Piquiá de Baixo é um bairro urbano com aproximadamente 1.100 moradores. Há mais de uma década as famílias do bairro têm lutado por direitos básicos e essenciais, como moradia digna, saneamento básico e viver em um local com melhor qualidade do ar, entre outros. Depois de tantos anos de luta, provavelmente neste ano, os moradores do bairro realizarão sua mudança para outro lugar, o bairro Piquiá da Conquista, no próprio município de Açailândia (MA). Ressalta-se que os moradores foram forçados a mudar devido à situação a que foram submetidos e às condições inóspitas de vida no bairro original.

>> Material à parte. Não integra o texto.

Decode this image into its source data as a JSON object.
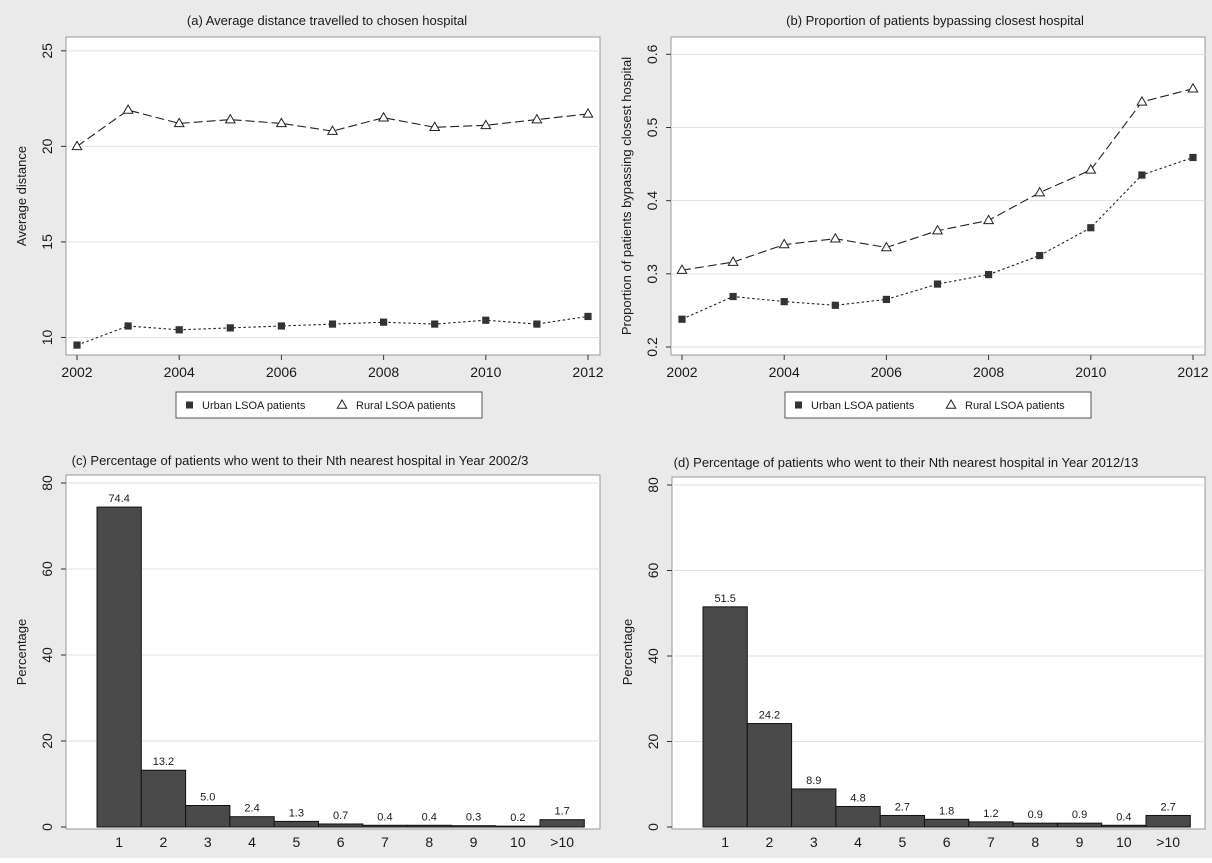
{
  "colors": {
    "panel_bg": "#eaeaea",
    "plot_bg": "#ffffff",
    "grid": "#e2e2e2",
    "bar_fill": "#4a4a4a",
    "series_line": "#222222",
    "text": "#1a1a1a"
  },
  "chart_data": [
    {
      "id": "a",
      "type": "line",
      "title": "(a) Average distance travelled to chosen hospital",
      "xlabel": "",
      "ylabel": "Average distance",
      "x": [
        2002,
        2003,
        2004,
        2005,
        2006,
        2007,
        2008,
        2009,
        2010,
        2011,
        2012
      ],
      "xticks": [
        2002,
        2004,
        2006,
        2008,
        2010,
        2012
      ],
      "xticklabels": [
        "2002",
        "2004",
        "2006",
        "2008",
        "2010",
        "2012"
      ],
      "xlim": [
        2002,
        2012
      ],
      "yticks": [
        10,
        15,
        20,
        25
      ],
      "yticklabels": [
        "10",
        "15",
        "20",
        "25"
      ],
      "ylim": [
        9.5,
        25.2
      ],
      "grid": true,
      "legend_position": "bottom",
      "series": [
        {
          "name": "Urban LSOA patients",
          "marker": "square",
          "dash": "dotted",
          "values": [
            9.6,
            10.6,
            10.4,
            10.5,
            10.6,
            10.7,
            10.8,
            10.7,
            10.9,
            10.7,
            11.1
          ]
        },
        {
          "name": "Rural LSOA patients",
          "marker": "triangle",
          "dash": "dashed",
          "values": [
            20.0,
            21.9,
            21.2,
            21.4,
            21.2,
            20.8,
            21.5,
            21.0,
            21.1,
            21.4,
            21.7
          ]
        }
      ]
    },
    {
      "id": "b",
      "type": "line",
      "title": "(b) Proportion of patients bypassing closest hospital",
      "xlabel": "",
      "ylabel": "Proportion of patients bypassing closest hospital",
      "x": [
        2002,
        2003,
        2004,
        2005,
        2006,
        2007,
        2008,
        2009,
        2010,
        2011,
        2012
      ],
      "xticks": [
        2002,
        2004,
        2006,
        2008,
        2010,
        2012
      ],
      "xticklabels": [
        "2002",
        "2004",
        "2006",
        "2008",
        "2010",
        "2012"
      ],
      "xlim": [
        2002,
        2012
      ],
      "yticks": [
        0.2,
        0.3,
        0.4,
        0.5,
        0.6
      ],
      "yticklabels": [
        "0.2",
        "0.3",
        "0.4",
        "0.5",
        "0.6"
      ],
      "ylim": [
        0.2,
        0.61
      ],
      "grid": true,
      "legend_position": "bottom",
      "series": [
        {
          "name": "Urban LSOA patients",
          "marker": "square",
          "dash": "dotted",
          "values": [
            0.238,
            0.269,
            0.262,
            0.257,
            0.265,
            0.286,
            0.299,
            0.325,
            0.363,
            0.435,
            0.459
          ]
        },
        {
          "name": "Rural LSOA patients",
          "marker": "triangle",
          "dash": "dashed",
          "values": [
            0.305,
            0.316,
            0.34,
            0.348,
            0.336,
            0.359,
            0.373,
            0.411,
            0.442,
            0.535,
            0.553
          ]
        }
      ]
    },
    {
      "id": "c",
      "type": "bar",
      "title": "(c) Percentage of patients who went to their Nth nearest hospital in Year 2002/3",
      "xlabel": "",
      "ylabel": "Percentage",
      "categories": [
        "1",
        "2",
        "3",
        "4",
        "5",
        "6",
        "7",
        "8",
        "9",
        "10",
        ">10"
      ],
      "values": [
        74.4,
        13.2,
        5.0,
        2.4,
        1.3,
        0.7,
        0.4,
        0.4,
        0.3,
        0.2,
        1.7
      ],
      "value_labels": [
        "74.4",
        "13.2",
        "5.0",
        "2.4",
        "1.3",
        "0.7",
        "0.4",
        "0.4",
        "0.3",
        "0.2",
        "1.7"
      ],
      "yticks": [
        0,
        20,
        40,
        60,
        80
      ],
      "yticklabels": [
        "0",
        "20",
        "40",
        "60",
        "80"
      ],
      "ylim": [
        0,
        80
      ],
      "grid": true
    },
    {
      "id": "d",
      "type": "bar",
      "title": "(d) Percentage of patients who went to their Nth nearest hospital in Year 2012/13",
      "xlabel": "",
      "ylabel": "Percentage",
      "categories": [
        "1",
        "2",
        "3",
        "4",
        "5",
        "6",
        "7",
        "8",
        "9",
        "10",
        ">10"
      ],
      "values": [
        51.5,
        24.2,
        8.9,
        4.8,
        2.7,
        1.8,
        1.2,
        0.9,
        0.9,
        0.4,
        2.7
      ],
      "value_labels": [
        "51.5",
        "24.2",
        "8.9",
        "4.8",
        "2.7",
        "1.8",
        "1.2",
        "0.9",
        "0.9",
        "0.4",
        "2.7"
      ],
      "yticks": [
        0,
        20,
        40,
        60,
        80
      ],
      "yticklabels": [
        "0",
        "20",
        "40",
        "60",
        "80"
      ],
      "ylim": [
        0,
        80
      ],
      "grid": true
    }
  ]
}
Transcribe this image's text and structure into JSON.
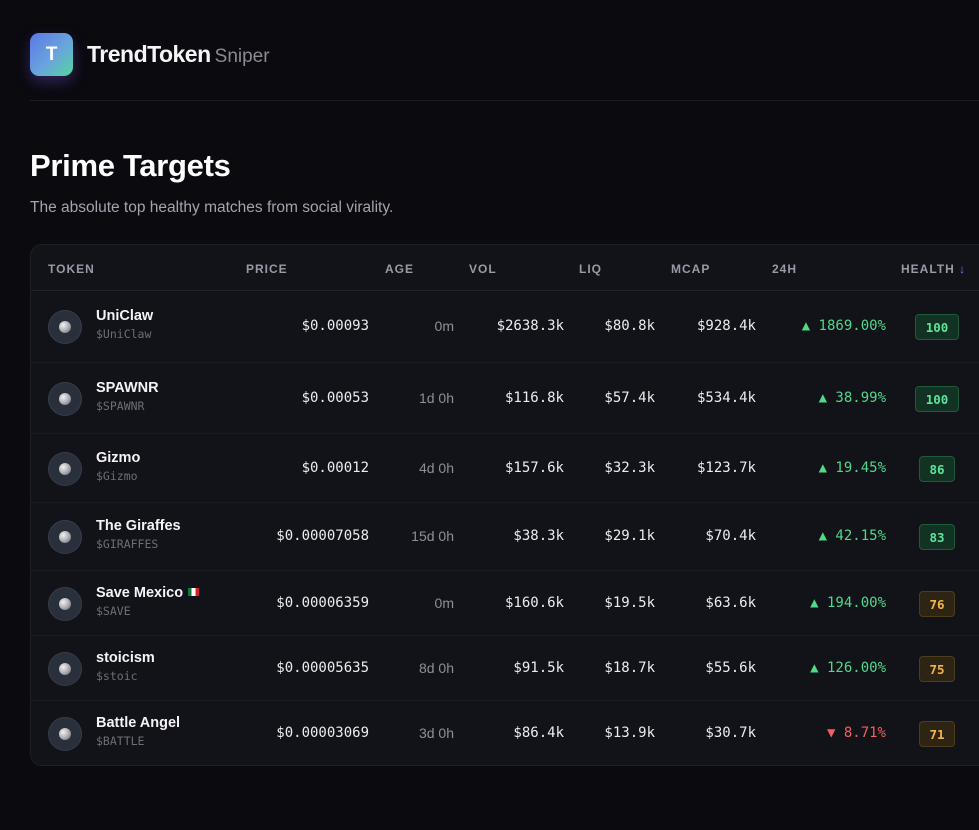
{
  "app": {
    "logo_letter": "T",
    "name": "TrendToken",
    "subtitle": "Sniper"
  },
  "page": {
    "title": "Prime Targets",
    "subtitle": "The absolute top healthy matches from social virality."
  },
  "colors": {
    "accent": "#8f6af2",
    "positive": "#4fd98a",
    "negative": "#f0605e",
    "health_high": "#5ee39a",
    "health_mid": "#f2b64a"
  },
  "table": {
    "headers": {
      "token": "TOKEN",
      "price": "PRICE",
      "age": "AGE",
      "vol": "VOL",
      "liq": "LIQ",
      "mcap": "MCAP",
      "change": "24H",
      "health": "HEALTH",
      "health_sort_icon": "↓"
    },
    "rows": [
      {
        "name": "UniClaw",
        "symbol": "$UniClaw",
        "price": "$0.00093",
        "age": "0m",
        "vol": "$2638.3k",
        "liq": "$80.8k",
        "mcap": "$928.4k",
        "change": "▲ 1869.00%",
        "direction": "up",
        "health": "100",
        "health_level": "green"
      },
      {
        "name": "SPAWNR",
        "symbol": "$SPAWNR",
        "price": "$0.00053",
        "age": "1d 0h",
        "vol": "$116.8k",
        "liq": "$57.4k",
        "mcap": "$534.4k",
        "change": "▲ 38.99%",
        "direction": "up",
        "health": "100",
        "health_level": "green"
      },
      {
        "name": "Gizmo",
        "symbol": "$Gizmo",
        "price": "$0.00012",
        "age": "4d 0h",
        "vol": "$157.6k",
        "liq": "$32.3k",
        "mcap": "$123.7k",
        "change": "▲ 19.45%",
        "direction": "up",
        "health": "86",
        "health_level": "green"
      },
      {
        "name": "The Giraffes",
        "symbol": "$GIRAFFES",
        "price": "$0.00007058",
        "age": "15d 0h",
        "vol": "$38.3k",
        "liq": "$29.1k",
        "mcap": "$70.4k",
        "change": "▲ 42.15%",
        "direction": "up",
        "health": "83",
        "health_level": "green"
      },
      {
        "name": "Save Mexico",
        "flag_icon": "mexico-flag-icon",
        "symbol": "$SAVE",
        "price": "$0.00006359",
        "age": "0m",
        "vol": "$160.6k",
        "liq": "$19.5k",
        "mcap": "$63.6k",
        "change": "▲ 194.00%",
        "direction": "up",
        "health": "76",
        "health_level": "amber"
      },
      {
        "name": "stoicism",
        "symbol": "$stoic",
        "price": "$0.00005635",
        "age": "8d 0h",
        "vol": "$91.5k",
        "liq": "$18.7k",
        "mcap": "$55.6k",
        "change": "▲ 126.00%",
        "direction": "up",
        "health": "75",
        "health_level": "amber"
      },
      {
        "name": "Battle Angel",
        "symbol": "$BATTLE",
        "price": "$0.00003069",
        "age": "3d 0h",
        "vol": "$86.4k",
        "liq": "$13.9k",
        "mcap": "$30.7k",
        "change": "▼ 8.71%",
        "direction": "down",
        "health": "71",
        "health_level": "amber"
      }
    ]
  }
}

As moradias no novo bairro foram construídas a partir do programa Minha Casa Minha Vida. Como é de conhecimento, na implantação do programa as famílias beneficiárias contraem débitos de financiamento por dezenas de anos com a Caixa Econômica Federal, gerando assim um passivo financeiro aos moradores de Piquiá de Baixo. Com a proposta são novamente penalizados com as operações da empresa. Isso contraria os princípios orientadores da ONU para empresas e direitos humanos, especialmente o princípio que se refere à obrigação de agir com “diligência devida” (princípio 15) em relação a toda a cadeia de valor.

Enquanto acionistas é importante atentar para os inúmeros problemas que a empresa vem causando aos territórios decorrentes da mineração e siderurgia.

Assim como em Brumadinho, em Minas Gerais, o bairro de Piquiá de Baixo sofreu e sofre diariamente com os impactos de poluição do ar e das águas, que causam doenças que levam à morte em função das atividades da mineração.

Portanto, faço os seguintes questionamentos:

– O Valor provisionado para reparar os danos em Brumadinho e Mariana serão suficientes para promover a reparação integral, sem gerar novos ônus às famílias impactadas, como no caso de Piquiá de Baixo?

– A Vale S/A tem previsão de aporte de valores para promover a reparação integral aos moradores de Piquiá de Baixo, qual seja, liquidar a dívida destes de moradia no Programa Minha Casa Minha Vida, o que condiz com a correta reparação integral?

A incerteza com esses dois pontos, que se constituem um não cumprimento de princípios internacionais sobre direitos humanos e empresas e não respeito a valores da empresa, acarreta insegurança jurídica aos investidores.

Por esses motivos é que reprovo o relatório da administração e as demonstrações financeiras do exercício de 2022, ora em apreciação.

Peço, por fim, que a presente declaração de voto, nas suas versões em português e inglês, seja devidamente numerada, autenticada e arquivada junto à ata da presente assembleia, conforme disposto na Lei das S.A.s, artigo 130, § 1º., “a” e “b”.

Aguardo resposta escrita a essas considerações em um prazo não superior a 30 (trinta) dias.